Nothing but Net(s): Distributing Insecticide-Treated Nets at Scale in Togo

By Caitlin Gruer
August 30, 2016

Insecticide-treated bed nets are proven to prevent malaria-related morbidity and mortality.

In addition to directly protecting those who use nets, there is evidence that they also act as protectors for the community at large. Because of this, insecticide-treated nets – or “ITNs” – play a critical role in the fight against the disease. 

Different countries utilize varying strategies to deliver ITNs at scale. The most common include: continuous delivery of partially subsidized ITNs through the health sector and private sector; continuous delivery of free ITNs at antenatal care clinics; one time distribution of free ITNs during a standalone ITN campaign; and one-time distribution of free ITNs during integrated health campaigns.  Most of these strategies target children under the age of 5 and/or pregnant women as these populations face the greatest risks of malaria.  While each strategy has its pros and cons, the World Health Organization (WHO) found that, in general, time-limited delivery strategies were more equitable and pro-poor.

Togo is one of the countries that has implemented time-limited distribution campaigns for ITNs. In fact, Togo was the first country in Sub-Saharan Africa to implement an integrated health campaign that included ITNs. 

In 2004, Togo began implementing integrated child campaigns, incorporating ITNs to combat the leading causes of childhood mortality.  However, the integrated campaigns in 2004 and 2008 only targeted children under the age of 5.  In 2011, the country began to implement integrated health campaigns that target universal ITN coverage at the national level. 

The 2011 campaign incorporated mass drug administration against three neglected tropical diseases: onchocerciassis, schistosomiasis, and soil-transmitted helmithiasis, which are all variations of parasitic worms. The campaign included administration of Vitamin A and three anti-parasitic drugs. 

The final component of the campaign was ITN distribution.

This is where Plan International stepped in.

With support from the Global Fund, Plan worked with the government of Togo and other partners to organize ITN distribution.  The campaign aimed to achieve universal ITN coverage, which is defined as one ITN for every 1.8 people.

Although the distribution was an overall success, the large-scale operation presented a number of challenges. To learn about these challenges, we talked with Thidiane Ndoye, who oversaw the project from the Plan office.*

Some of the key project challenges included:

  • Logistics:  Distributing bed nets to all households on a national level is a huge undertaking, and ensuring that the proper number of bed nets are procured, delivered, and distributed to the right locations takes careful planning. In Togo, the sheer number of bed posed a problem due to the size of the port.  The ships delivering the ITNs were delayed for weeks because they had to wait offshore until there was room to dock at the port. Similarly, once the ITNs were offloaded onto the trucks headed for the district warehouses, the vehicles had to wait days to be able to leave the port as a result of massive freight unloading congestion. 
  • Integration: Because the bed net distribution was one part of a larger integrated health campaign led by the government of Togo, there were many stakeholders involved in the process.  Plan had to work closely with the Ministry of Health, a network of community health workers, the private sector, and other partners to implement this initiative.  While this broad buy-in and involvement allows for a successful, comprehensive campaign, the transaction costs associated with building a multi-stakeholder delivery system are high and necessitate strong coordination and aligned incentives.
  • Ownership: Plan implemented this distribution through, and with, existing in-country structures.  While Plan oversaw the process—including inventorying and shipping the ITNs and training stakeholders— local partners (including the health facility staff, MoH staff, and community health workers) were responsible for the actual distribution.  This strategy not only provided the necessary manpower for large scale implementation, but also ensured local ownership in the process.  However, despite these benefits, the approach did pose some challenges. 

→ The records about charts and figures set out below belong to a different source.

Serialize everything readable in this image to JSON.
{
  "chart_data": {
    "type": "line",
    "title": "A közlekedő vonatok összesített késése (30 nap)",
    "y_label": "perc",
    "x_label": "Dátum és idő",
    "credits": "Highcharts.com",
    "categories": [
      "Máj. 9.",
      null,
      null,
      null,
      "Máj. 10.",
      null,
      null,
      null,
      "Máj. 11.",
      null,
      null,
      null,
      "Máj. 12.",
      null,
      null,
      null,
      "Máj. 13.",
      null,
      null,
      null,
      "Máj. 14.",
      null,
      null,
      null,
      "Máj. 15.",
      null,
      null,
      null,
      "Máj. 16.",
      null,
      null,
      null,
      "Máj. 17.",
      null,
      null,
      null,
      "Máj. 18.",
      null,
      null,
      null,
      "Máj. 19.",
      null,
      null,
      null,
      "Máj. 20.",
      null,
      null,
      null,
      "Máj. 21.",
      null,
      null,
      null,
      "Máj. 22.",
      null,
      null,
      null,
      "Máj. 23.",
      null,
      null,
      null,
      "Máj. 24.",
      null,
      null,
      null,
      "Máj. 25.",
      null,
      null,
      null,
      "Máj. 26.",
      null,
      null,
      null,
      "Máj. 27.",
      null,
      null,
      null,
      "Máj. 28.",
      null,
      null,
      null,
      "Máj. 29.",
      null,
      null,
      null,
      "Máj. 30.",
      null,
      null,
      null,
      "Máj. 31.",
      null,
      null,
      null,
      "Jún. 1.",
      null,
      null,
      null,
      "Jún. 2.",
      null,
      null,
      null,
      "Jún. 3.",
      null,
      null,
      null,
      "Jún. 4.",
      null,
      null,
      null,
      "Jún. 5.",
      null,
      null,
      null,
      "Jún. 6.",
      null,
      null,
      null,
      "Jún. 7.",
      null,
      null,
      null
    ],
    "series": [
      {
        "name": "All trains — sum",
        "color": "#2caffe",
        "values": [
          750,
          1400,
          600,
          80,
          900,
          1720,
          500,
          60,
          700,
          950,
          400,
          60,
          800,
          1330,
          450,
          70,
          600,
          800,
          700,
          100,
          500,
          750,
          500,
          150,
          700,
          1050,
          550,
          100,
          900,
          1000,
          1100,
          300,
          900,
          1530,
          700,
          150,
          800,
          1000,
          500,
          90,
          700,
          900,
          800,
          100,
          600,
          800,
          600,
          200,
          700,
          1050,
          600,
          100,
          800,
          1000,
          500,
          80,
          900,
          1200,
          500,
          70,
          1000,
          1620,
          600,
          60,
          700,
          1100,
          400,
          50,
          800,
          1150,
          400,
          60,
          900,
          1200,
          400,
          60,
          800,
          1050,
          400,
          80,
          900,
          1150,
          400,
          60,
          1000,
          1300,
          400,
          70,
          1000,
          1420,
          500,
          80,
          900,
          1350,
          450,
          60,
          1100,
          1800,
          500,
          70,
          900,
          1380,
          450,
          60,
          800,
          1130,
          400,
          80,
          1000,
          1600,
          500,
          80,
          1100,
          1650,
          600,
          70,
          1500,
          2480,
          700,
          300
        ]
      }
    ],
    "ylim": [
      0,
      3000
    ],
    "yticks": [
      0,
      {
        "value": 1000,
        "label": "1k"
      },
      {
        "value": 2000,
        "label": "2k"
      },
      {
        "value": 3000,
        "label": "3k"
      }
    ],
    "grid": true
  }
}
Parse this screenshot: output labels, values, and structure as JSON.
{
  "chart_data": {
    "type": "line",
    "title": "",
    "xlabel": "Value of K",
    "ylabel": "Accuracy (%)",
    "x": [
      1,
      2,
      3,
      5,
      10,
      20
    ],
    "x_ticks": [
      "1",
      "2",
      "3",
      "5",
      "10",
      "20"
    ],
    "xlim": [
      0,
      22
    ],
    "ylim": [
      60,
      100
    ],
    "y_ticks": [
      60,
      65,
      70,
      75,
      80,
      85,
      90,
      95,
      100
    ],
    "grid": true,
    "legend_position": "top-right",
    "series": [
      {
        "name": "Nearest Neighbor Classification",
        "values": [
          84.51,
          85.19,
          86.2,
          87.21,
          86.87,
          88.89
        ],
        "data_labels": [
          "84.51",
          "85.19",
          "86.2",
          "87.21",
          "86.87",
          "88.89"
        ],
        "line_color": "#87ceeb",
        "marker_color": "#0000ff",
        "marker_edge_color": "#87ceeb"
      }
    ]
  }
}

As Thidiane noted: “At some point, you lose control of the operations, and when you lose control there is a point where you depend on people, health providers and all that. Sometimes they don’t see that activity as their own. They see it as Plan’s activities.” To combat this, Plan works closely with local stakeholders to build buy-in and ensure local ownership. 

Despite these challenges, the 2011 ITN distribution was tremendously successful.  Plan distributed 2,799,800 bed nets throughout Togo, which accounted for 99.1 percent of eligible households. The model was so successful, in fact, that the government of Togo, the Global Fund, and Plan partnered again in 2014 to implement a similar distribution. 

*Although Thidiane Ndoye was a Plan employee at the time of the conversation, he no longer works with the organization.